♪ README README README a man of the midnight! ♪

anonyME

Amit Segal & Oriyan Hermoni

**anonyME** is a system which allows users to inoculate their personal images against unauthorized machine learning models, with minimal distortion of the input image, without wearing specialized clothing articles, and with no requirement of any previous knowledge in machine learning or face recognition.
A full report with our results can be found [here](https://gitlab.com/mashehu-anonyme/anonyme-app/-/blob/master/anonyME___Anonymization_of_Facial_Footprints_Report_final.pdf) .

Requirements & Setup

Project requires Python 3.7, and is implemented using Tensorflow 1.14.0 and Keras 2.3.x.

In order to install project dependencies, using a new virtual environment, run:

pip -r install requirements.txt
pip -r install no_deps_requirements.txt --no-deps

Google Drive Folder

All weights and graphs can be found in our Google Drive folder found here. This is a private Google Drive folder, access will be given per request (currently only to users with @mail.huji addresses).

Entry Points & Usage

Web Service

Both our white-box attack pipeline and black-box attack pipelines can be accessed through our web service (currently Proof of Concept). It can be run by running app.py in the repo's root directory, this requires our whitebox and blackbox weights present under the correct name in the correct directories, relative to the repo's root directory (namely, its parent directory).

White-box attack pipeline

Our white-box attack pipeline is fully integrated into our web-service, and can only be run from there.

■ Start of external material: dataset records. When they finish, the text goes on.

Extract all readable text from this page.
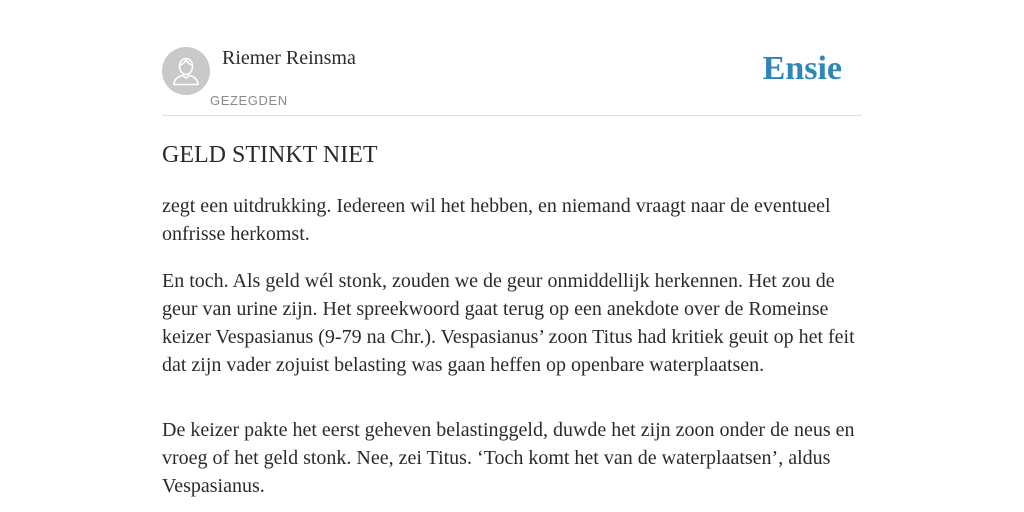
Riemer Reinsma
GEZEGDEN
Ensie
GELD STINKT NIET

zegt een uitdrukking. Iedereen wil het hebben, en niemand vraagt naar de eventueel onfrisse herkomst.

En toch. Als geld wél stonk, zouden we de geur onmiddellijk herkennen. Het zou de geur van urine zijn. Het spreekwoord gaat terug op een anekdote over de Romeinse keizer Vespasianus (9-79 na Chr.). Vespasianus’ zoon Titus had kritiek geuit op het feit dat zijn vader zojuist belasting was gaan heffen op openbare waterplaatsen.

De keizer pakte het eerst geheven belastinggeld, duwde het zijn zoon onder de neus en vroeg of het geld stonk. Nee, zei Titus. ‘Toch komt het van de waterplaatsen’, aldus Vespasianus.
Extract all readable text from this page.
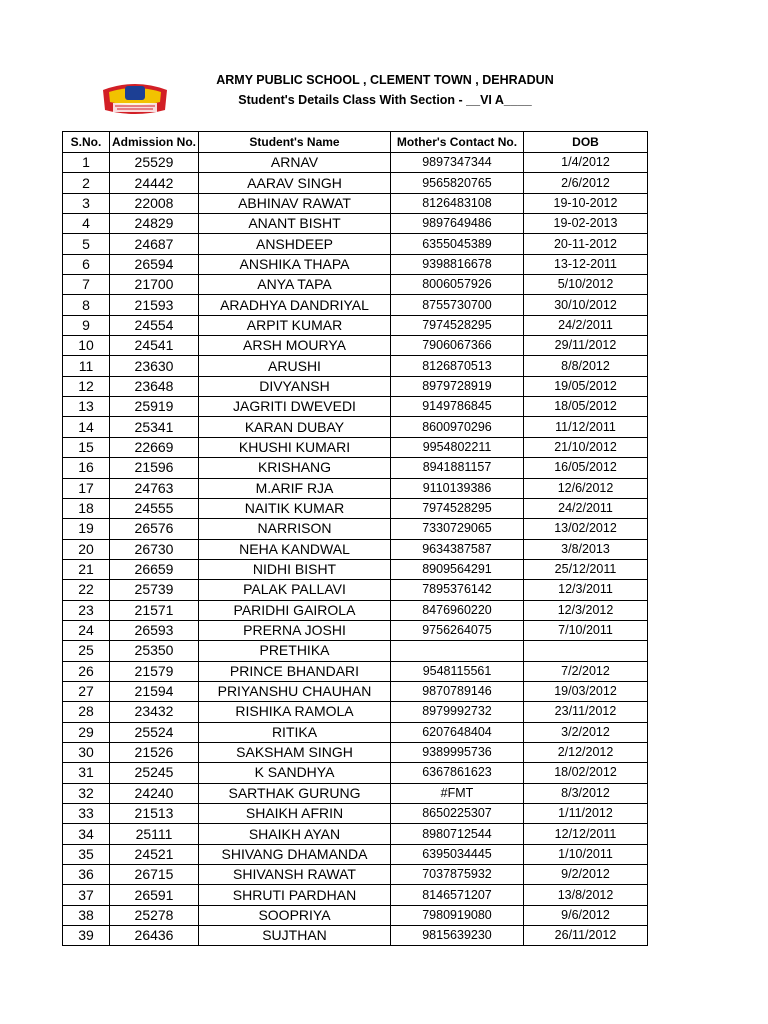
ARMY PUBLIC SCHOOL , CLEMENT TOWN , DEHRADUN
Student's Details Class With Section - __VI A____
S.No.	Admission No.	Student's Name	Mother's Contact No.	DOB
1	25529	ARNAV	9897347344	1/4/2012
2	24442	AARAV SINGH	9565820765	2/6/2012
3	22008	ABHINAV RAWAT	8126483108	19-10-2012
4	24829	ANANT BISHT	9897649486	19-02-2013
5	24687	ANSHDEEP	6355045389	20-11-2012
6	26594	ANSHIKA THAPA	9398816678	13-12-2011
7	21700	ANYA TAPA	8006057926	5/10/2012
8	21593	ARADHYA DANDRIYAL	8755730700	30/10/2012
9	24554	ARPIT KUMAR	7974528295	24/2/2011
10	24541	ARSH MOURYA	7906067366	29/11/2012
11	23630	ARUSHI	8126870513	8/8/2012
12	23648	DIVYANSH	8979728919	19/05/2012
13	25919	JAGRITI DWEVEDI	9149786845	18/05/2012
14	25341	KARAN DUBAY	8600970296	11/12/2011
15	22669	KHUSHI KUMARI	9954802211	21/10/2012
16	21596	KRISHANG	8941881157	16/05/2012
17	24763	M.ARIF RJA	9110139386	12/6/2012
18	24555	NAITIK KUMAR	7974528295	24/2/2011
19	26576	NARRISON	7330729065	13/02/2012
20	26730	NEHA KANDWAL	9634387587	3/8/2013
21	26659	NIDHI BISHT	8909564291	25/12/2011
22	25739	PALAK PALLAVI	7895376142	12/3/2011
23	21571	PARIDHI GAIROLA	8476960220	12/3/2012
24	26593	PRERNA JOSHI	9756264075	7/10/2011
25	25350	PRETHIKA		
26	21579	PRINCE BHANDARI	9548115561	7/2/2012
27	21594	PRIYANSHU CHAUHAN	9870789146	19/03/2012
28	23432	RISHIKA RAMOLA	8979992732	23/11/2012
29	25524	RITIKA	6207648404	3/2/2012
30	21526	SAKSHAM SINGH	9389995736	2/12/2012
31	25245	K SANDHYA	6367861623	18/02/2012
32	24240	SARTHAK GURUNG	#FMT	8/3/2012
33	21513	SHAIKH AFRIN	8650225307	1/11/2012
34	25111	SHAIKH AYAN	8980712544	12/12/2011
35	24521	SHIVANG DHAMANDA	6395034445	1/10/2011
36	26715	SHIVANSH RAWAT	7037875932	9/2/2012
37	26591	SHRUTI PARDHAN	8146571207	13/8/2012
38	25278	SOOPRIYA	7980919080	9/6/2012
39	26436	SUJTHAN	9815639230	26/11/2012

For the code to run correctly, facenet_model.pb must be downloaded from our Drive folder (located in weights directory), and placed in the repo's parent directory.

Running instructions:

A POST request must be sent to /whitebox endpoint. Its body contains an input image file and a target image file, both 160x160x3. It can also contain a json containing eps and num_iter params, where eps is the FGSM attack step size, and num_iter is the maximum number of iteration for which FGSM attack will run.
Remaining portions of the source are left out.